Kelompok BRICS awalnya terdiri dari Brasil, Rusia, India, China, dan juga Afrika Selatan, kemudian telah dilakukan berprogres hingga mencakup Ethiopia, Iran, Mesir, kemudian Uni Emirat Arab, dan juga negara-negara lainnya. Sempat tertunda, Arab Saudi sebelumnya digadang-gadang juga akan bergabung ke di kelompok tersebut.
Dikutip dari Reuters, hari terakhir pekan (11/10/2024), Asisten kebijakan luar negeri Presiden Vladimir Putin, Yuri Ushakov, mengungkapkan bahwa sembilan dari 10 negara anggota BRICS akan mengirimkan pemimpin mereka. Sementara, Arab Saudi akan mengirimkan menteri luar negerinya, Pangeran Faisal bin Farhan Al Saud, ke pertemuan puncak dalam kota Kazan, Rusia.
Ia tak memberikan alasan berhadapan dengan ketidakhadiran putra mahkota, yang mana kerap dipanggil MbS ini. Rusia sudah mengundang Putra Mahkota Saudi Mohammed bin Salman untuk mengunjungi pertemuan puncak tersebut, kata menteri luar negeri Sergei Lavrov bulan lalu.
Dua sumber yang dimaksud miliki pengetahuan secara langsung tentang kesulitan yang dimaksud mengungkapkan untuk Sumber Berita Reuters pada bulan Januari bahwa Riyadh masih mempertimbangkan undangan untuk bergabung dengan BRICS.
Salah satu dari merekan mengungkapkan ada khasiat yang digunakan kuat untuk bergabung dengan blok tersebut. Seorang sumber resmi Saudi menyatakan untuk Media Reuters pada bulan Februari bahwa kerajaan yang dimaksud belum menanggapi undangan untuk bergabung kemudian bahwa hal itu masih pada pertimbangan.
Hubungan kerajaan yang digunakan menghangat dengan Beijing telah dilakukan mengakibatkan kegelisahan di area Washington, sekutu lamanya, yang hubungannya terkadang tegang di beberapa tahun terakhir. Ushakov mengungkapkan “BRICS adalah struktur yang dimaksud tidaklah dapat diabaikan”, seraya menambahkan bahwa Barat menekan negara-negara agar tiada bergabung dengan organisasi tersebut.
Ia juga mengungkapkan anggota BRICS mencakup 45% populasi dunia, sekitar 40% produksi minyak, kemudian sekitar seperempat ekspor barang global.
Istilah BRIC dicetuskan oleh ekonom Goldman Sachs Jim O’Neill pada tahun 2003 untuk menggambarkan bagaimana keempat negara ekonomi yang tersebut sedang naik daun, yaitu Brasil, Rusia, India, dan juga Cina, kemungkinan akan menyaingi lalu menyalip berbagai ekonomi terkemuka di area Barat selama setengah abad mendatang.
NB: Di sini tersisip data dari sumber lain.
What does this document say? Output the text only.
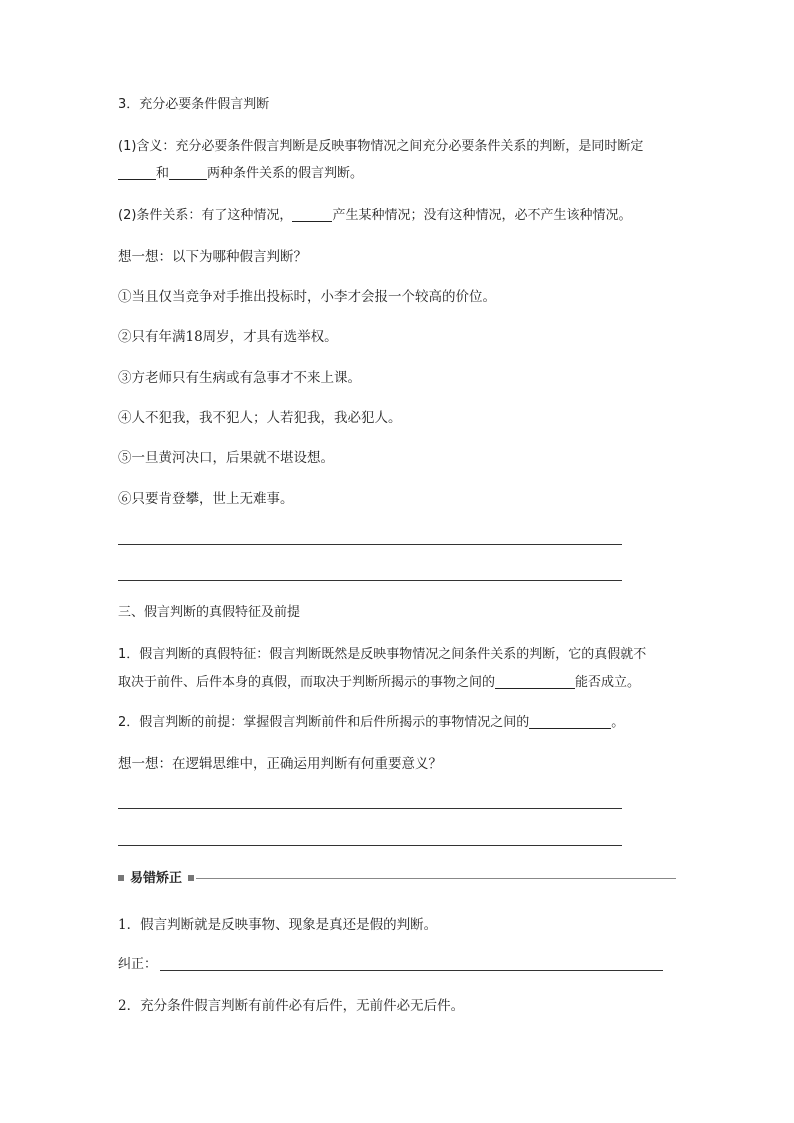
3．充分必要条件假言判断
(1)含义：充分必要条件假言判断是反映事物情况之间充分必要条件关系的判断，是同时断定
和	两种条件关系的假言判断。
(2)条件关系：有了这种情况，	产生某种情况；没有这种情况，必不产生该种情况。
想一想：以下为哪种假言判断？
①当且仅当竞争对手推出投标时，小李才会报一个较高的价位。
②只有年满18周岁，才具有选举权。
③方老师只有生病或有急事才不来上课。
④人不犯我，我不犯人；人若犯我，我必犯人。
⑤一旦黄河决口，后果就不堪设想。
⑥只要肯登攀，世上无难事。
三、假言判断的真假特征及前提
1．假言判断的真假特征：假言判断既然是反映事物情况之间条件关系的判断，它的真假就不
取决于前件、后件本身的真假，而取决于判断所揭示的事物之间的	能否成立。
2．假言判断的前提：掌握假言判断前件和后件所揭示的事物情况之间的	。
想一想：在逻辑思维中，正确运用判断有何重要意义？
易错矫正
1．假言判断就是反映事物、现象是真还是假的判断。
纠正：
2．充分条件假言判断有前件必有后件，无前件必无后件。
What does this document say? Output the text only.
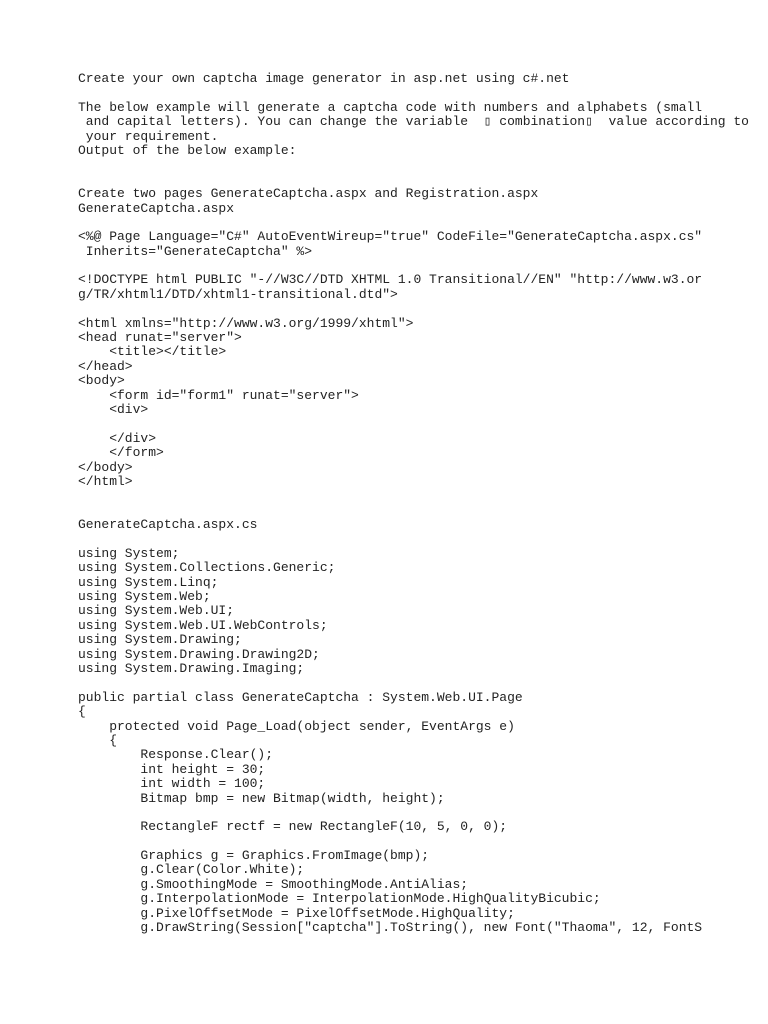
Create your own captcha image generator in asp.net using c#.net
The below example will generate a captcha code with numbers and alphabets (small
and capital letters). You can change the variable  ▯ combination▯  value according to
your requirement.
Output of the below example:
Create two pages GenerateCaptcha.aspx and Registration.aspx
GenerateCaptcha.aspx
<%@ Page Language="C#" AutoEventWireup="true" CodeFile="GenerateCaptcha.aspx.cs"
Inherits="GenerateCaptcha" %>
<!DOCTYPE html PUBLIC "-//W3C//DTD XHTML 1.0 Transitional//EN" "http://www.w3.or
g/TR/xhtml1/DTD/xhtml1-transitional.dtd">
<html xmlns="http://www.w3.org/1999/xhtml">
<head runat="server">
<title></title>
</head>
<body>
<form id="form1" runat="server">
<div>
</div>
</form>
</body>
</html>
GenerateCaptcha.aspx.cs
using System;
using System.Collections.Generic;
using System.Linq;
using System.Web;
using System.Web.UI;
using System.Web.UI.WebControls;
using System.Drawing;
using System.Drawing.Drawing2D;
using System.Drawing.Imaging;
public partial class GenerateCaptcha : System.Web.UI.Page
{
protected void Page_Load(object sender, EventArgs e)
{
Response.Clear();
int height = 30;
int width = 100;
Bitmap bmp = new Bitmap(width, height);
RectangleF rectf = new RectangleF(10, 5, 0, 0);
Graphics g = Graphics.FromImage(bmp);
g.Clear(Color.White);
g.SmoothingMode = SmoothingMode.AntiAlias;
g.InterpolationMode = InterpolationMode.HighQualityBicubic;
g.PixelOffsetMode = PixelOffsetMode.HighQuality;
g.DrawString(Session["captcha"].ToString(), new Font("Thaoma", 12, FontS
Dalam dua dekade sejak ketika itu, kelompok yang dimaksud sudah terbentuk menjadi struktur resmi meskipun bobot ekonominya sebagian besar terdiri dari China, ekonomi terbesar kedua dalam dunia, dan juga para kritikus mengungkapkan anggota utama kelompok yang disebutkan memiliki tujuan yang dimaksud saling bertentangan.